Published online by Cambridge University Press: 18 May 2010
The problem of science will consist precisely in this, to seek the unitary character of physiological and pathological phenomena in the midst of the infinite variety of their particular manifestations
(Claude Bernard, 1865).The process of birth, involving the transition from placental to lung respiration, exposes the mammalian infant to asphyxial threats. Signs of its presence are revealed by measurement of blood gases and pH in samples of blood obtained during birth and in the observation of a transient or persisting decline in heart rate. It is not surprising therefore that the terrestrial animal fetus and neonate are more tolerant of asphyxia than are adults of the same species. The interesting history of knowledge concerning this advantage dates from experiments on kittens by Robert Boyle in the seventeenth century (Dawes, 1968). Adaptations leading to oxygen sparing, an increased dependence upon anaerobic metabolic processes and an augmented capacity for tissue buffering of the accumulated end-products have been identified.
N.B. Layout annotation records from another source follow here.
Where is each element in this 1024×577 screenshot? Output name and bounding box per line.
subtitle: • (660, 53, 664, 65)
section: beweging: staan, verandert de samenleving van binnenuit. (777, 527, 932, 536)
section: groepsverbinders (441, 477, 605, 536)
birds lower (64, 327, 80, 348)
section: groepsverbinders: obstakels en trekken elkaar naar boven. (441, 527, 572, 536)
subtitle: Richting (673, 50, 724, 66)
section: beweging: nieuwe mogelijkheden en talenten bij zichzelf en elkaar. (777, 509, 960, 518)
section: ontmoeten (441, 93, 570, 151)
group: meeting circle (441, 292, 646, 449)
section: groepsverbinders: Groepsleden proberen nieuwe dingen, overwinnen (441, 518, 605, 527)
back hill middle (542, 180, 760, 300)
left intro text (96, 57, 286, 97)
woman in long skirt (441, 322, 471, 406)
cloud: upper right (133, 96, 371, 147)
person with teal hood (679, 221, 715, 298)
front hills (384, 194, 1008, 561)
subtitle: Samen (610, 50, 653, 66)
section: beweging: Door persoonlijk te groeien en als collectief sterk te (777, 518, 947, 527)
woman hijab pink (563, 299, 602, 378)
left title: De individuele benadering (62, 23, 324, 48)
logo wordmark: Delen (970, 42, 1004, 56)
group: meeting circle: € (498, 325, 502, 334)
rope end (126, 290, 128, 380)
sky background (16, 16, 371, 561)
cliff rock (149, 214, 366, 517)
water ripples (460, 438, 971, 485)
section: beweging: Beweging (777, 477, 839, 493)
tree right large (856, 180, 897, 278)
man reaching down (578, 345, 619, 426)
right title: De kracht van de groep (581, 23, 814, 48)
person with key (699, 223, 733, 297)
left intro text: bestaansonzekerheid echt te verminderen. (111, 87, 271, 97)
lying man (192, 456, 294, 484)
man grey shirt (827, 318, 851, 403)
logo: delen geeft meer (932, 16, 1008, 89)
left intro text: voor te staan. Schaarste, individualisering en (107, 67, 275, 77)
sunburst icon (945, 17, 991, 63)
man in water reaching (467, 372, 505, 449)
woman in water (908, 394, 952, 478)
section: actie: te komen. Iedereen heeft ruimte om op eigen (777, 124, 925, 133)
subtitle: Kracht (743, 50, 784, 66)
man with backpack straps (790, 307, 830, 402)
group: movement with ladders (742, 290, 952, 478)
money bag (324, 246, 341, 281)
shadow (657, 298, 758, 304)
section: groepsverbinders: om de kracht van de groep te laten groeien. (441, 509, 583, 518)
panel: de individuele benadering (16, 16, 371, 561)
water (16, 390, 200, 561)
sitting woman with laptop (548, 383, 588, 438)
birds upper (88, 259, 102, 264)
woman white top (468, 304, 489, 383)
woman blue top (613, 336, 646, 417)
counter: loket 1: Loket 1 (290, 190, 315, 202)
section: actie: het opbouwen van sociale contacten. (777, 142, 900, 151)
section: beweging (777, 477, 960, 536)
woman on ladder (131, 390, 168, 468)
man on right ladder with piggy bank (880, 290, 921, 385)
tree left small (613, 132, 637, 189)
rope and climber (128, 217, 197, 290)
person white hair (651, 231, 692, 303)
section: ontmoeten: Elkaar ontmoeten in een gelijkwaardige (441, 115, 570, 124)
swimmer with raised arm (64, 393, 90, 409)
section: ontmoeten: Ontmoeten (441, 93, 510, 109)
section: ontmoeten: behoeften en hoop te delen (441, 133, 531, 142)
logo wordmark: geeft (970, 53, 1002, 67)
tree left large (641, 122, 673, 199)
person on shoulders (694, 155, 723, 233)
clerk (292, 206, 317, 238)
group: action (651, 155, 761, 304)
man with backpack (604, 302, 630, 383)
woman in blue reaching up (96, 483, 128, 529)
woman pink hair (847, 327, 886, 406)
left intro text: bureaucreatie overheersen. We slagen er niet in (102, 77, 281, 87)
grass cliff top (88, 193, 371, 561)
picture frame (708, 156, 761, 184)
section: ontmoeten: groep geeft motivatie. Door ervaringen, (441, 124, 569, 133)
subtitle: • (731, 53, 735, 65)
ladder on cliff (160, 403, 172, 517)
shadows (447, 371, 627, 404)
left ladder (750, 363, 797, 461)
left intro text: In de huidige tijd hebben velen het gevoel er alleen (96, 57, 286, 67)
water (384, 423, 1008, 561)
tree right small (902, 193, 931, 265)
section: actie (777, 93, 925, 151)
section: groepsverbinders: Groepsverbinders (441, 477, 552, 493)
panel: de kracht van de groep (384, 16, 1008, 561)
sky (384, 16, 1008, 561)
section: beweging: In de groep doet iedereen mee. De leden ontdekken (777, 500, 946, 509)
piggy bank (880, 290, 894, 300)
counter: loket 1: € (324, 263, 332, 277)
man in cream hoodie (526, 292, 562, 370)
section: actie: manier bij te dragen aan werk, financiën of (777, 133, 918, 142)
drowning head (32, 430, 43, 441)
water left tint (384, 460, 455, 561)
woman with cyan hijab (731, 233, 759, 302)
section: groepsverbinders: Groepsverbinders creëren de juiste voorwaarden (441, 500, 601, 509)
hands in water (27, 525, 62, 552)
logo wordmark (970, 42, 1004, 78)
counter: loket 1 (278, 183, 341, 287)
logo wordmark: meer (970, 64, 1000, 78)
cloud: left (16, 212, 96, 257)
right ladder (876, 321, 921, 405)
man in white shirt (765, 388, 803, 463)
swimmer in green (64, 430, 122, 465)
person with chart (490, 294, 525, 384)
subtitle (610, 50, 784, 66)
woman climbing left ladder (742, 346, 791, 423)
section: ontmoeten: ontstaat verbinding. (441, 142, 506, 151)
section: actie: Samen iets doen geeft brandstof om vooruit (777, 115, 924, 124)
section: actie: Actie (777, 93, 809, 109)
The major requirement during oxygen deprivation, as with diving animals, is for protection of the integrity of the least resistant vital organs, the brain and heart. Some adaptive mechanisms appear common to both perinatal animals and diving species. There are, however, some important differences.
Fetal and neonatal resistance to asphyxia
While mammalian species vary greatly in their resistance to asphyxia at birth, the general rule of superiority over adults of the same species holds true. However, new-born seals, and probably new-born marine mammals generally, tolerate asphyxia less well than do adult animals.